If you think these problems apply only to immigrant workers, think again. US firms are trying to apply the bonding model:
Concept Software & Services Inc., an Atlanta-area body shop, makes potential workers sign up for training as a condition of employment.
During the depths of the recession, Concept advertised a training program for software developers. Participants were trained for four months and paid $500 per month. Once trained, they were to be contracted out to other companies. The catch: If the workers quit before 12 months, they owed the company $9,800, according to court filings.
But four workers interviewed quit before receiving postings. They said the training was bogus and the promise of work specious. They described the $9,800 “balance due” as a technique to keep them in reserve until contracts for technology work emerged.
Concept also used other techniques common in the H-1B world, they said, including exaggerating workers’ technical skills and experience to drum up business.
“They basically told us they were going to be falsifying our résumés,” said former employee Reuben Otero, now 29, who left the company in February 2012 after three months. “They said, ‘This is how the world works. Everybody does it. This is how you get in the front door.’ ”
Otero and his co-workers balked but were required by an arbitrator to pay up. Otero’s bill for training, arbitration fees and attorney fees came to $29,000, he said. The workers sued in federal court for underpayment of wages but lost.

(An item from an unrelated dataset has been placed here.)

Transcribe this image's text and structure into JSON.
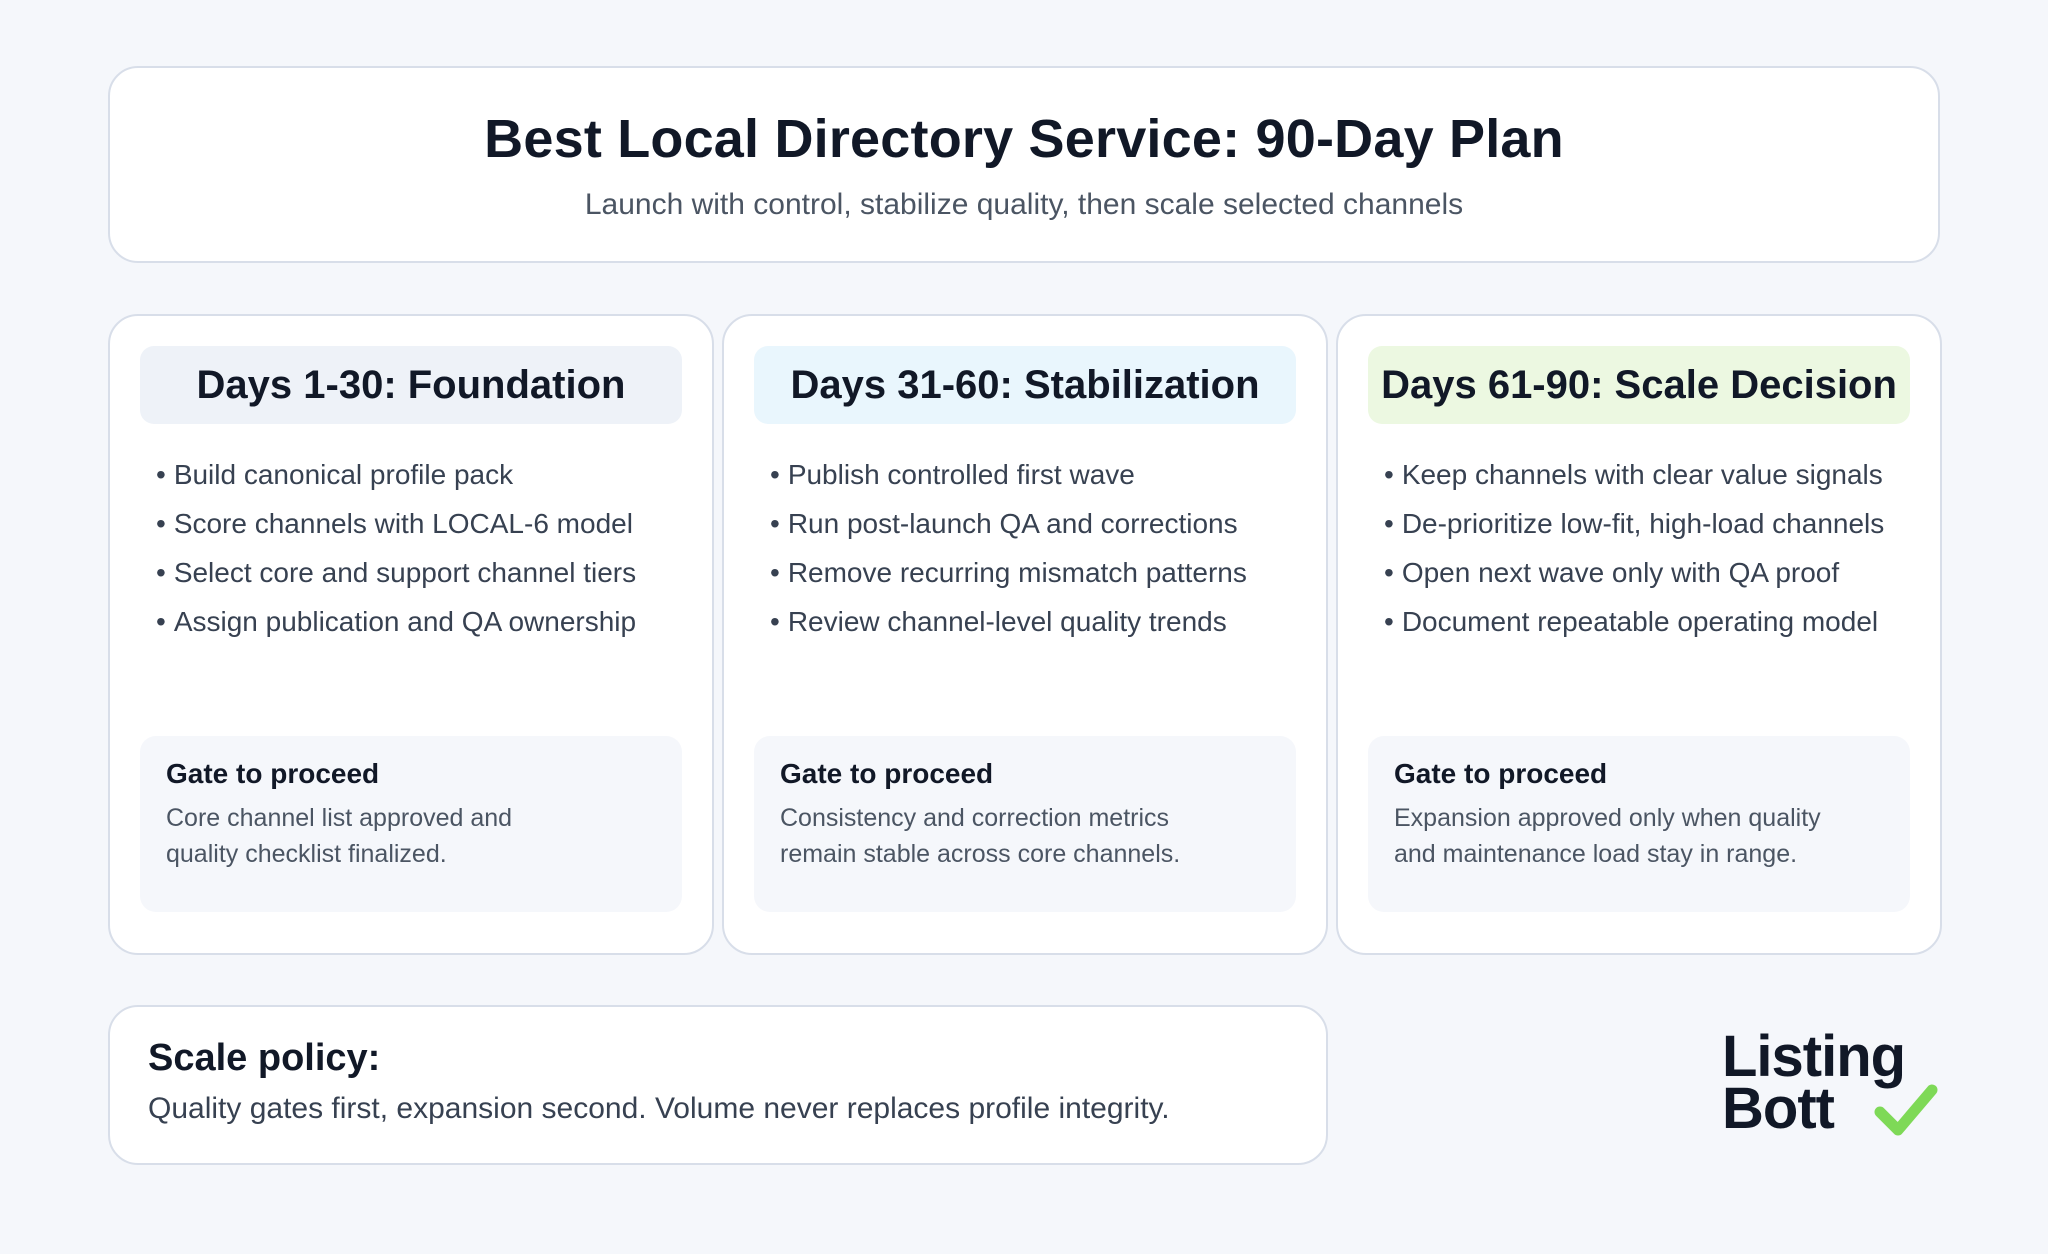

Ravindra Bhave, Concept’s president, acknowledged that he instructs programmers to send padded résumés to potential clients. But he says his workers are so well trained that clients still are getting a good deal….
Canvas InfoTech Inc., a Fremont, California, labor broker that boasts of providing workers to Google Inc. and eBay Inc., has filed at least seven lawsuits since 2011 demanding payment from workers who quit.
Deepti Garg of Hayward, California, said she had good reason to leave.
“They made me forge my résumé and made me apply and interview for positions that were much higher-level than my skill set,” she said. “It’s a total fraud.”
A U.S. citizen originally from India, Garg enrolled in a six-week training and job placement program with Canvas in April 2011, hoping to get a better job to help provide for her two children. After paying Canvas $1,000 and signing a one-year contract, Garg decided the program was a dead end.
She rejoiced when she found a software-testing job that September – on her own. Canvas officials hit back, filing a lawsuit claiming she owed them $10,000 because she had left before completing her contract…
Eager to focus on her career and family, Garg, 34, said she settled the suit with Canvas last year, though she could not recall the precise sum.
“It was the most depressing thing of my life,” she said.
So far, these abuses are largely confined to minority groups and thus aren’t perceived as a mainstream labor threat. But the fact that these brokers are getting away with it and are expanding their reach says there’s the potential for them to do a lot more damage, particularly if the job market continues to remain soft. In other words, don’t assume that this problem will remain in the Indian software worker ghetto. This could be part of your future if the public doesn’t demand a stop to it, for their protection as well as that of immigrant workers.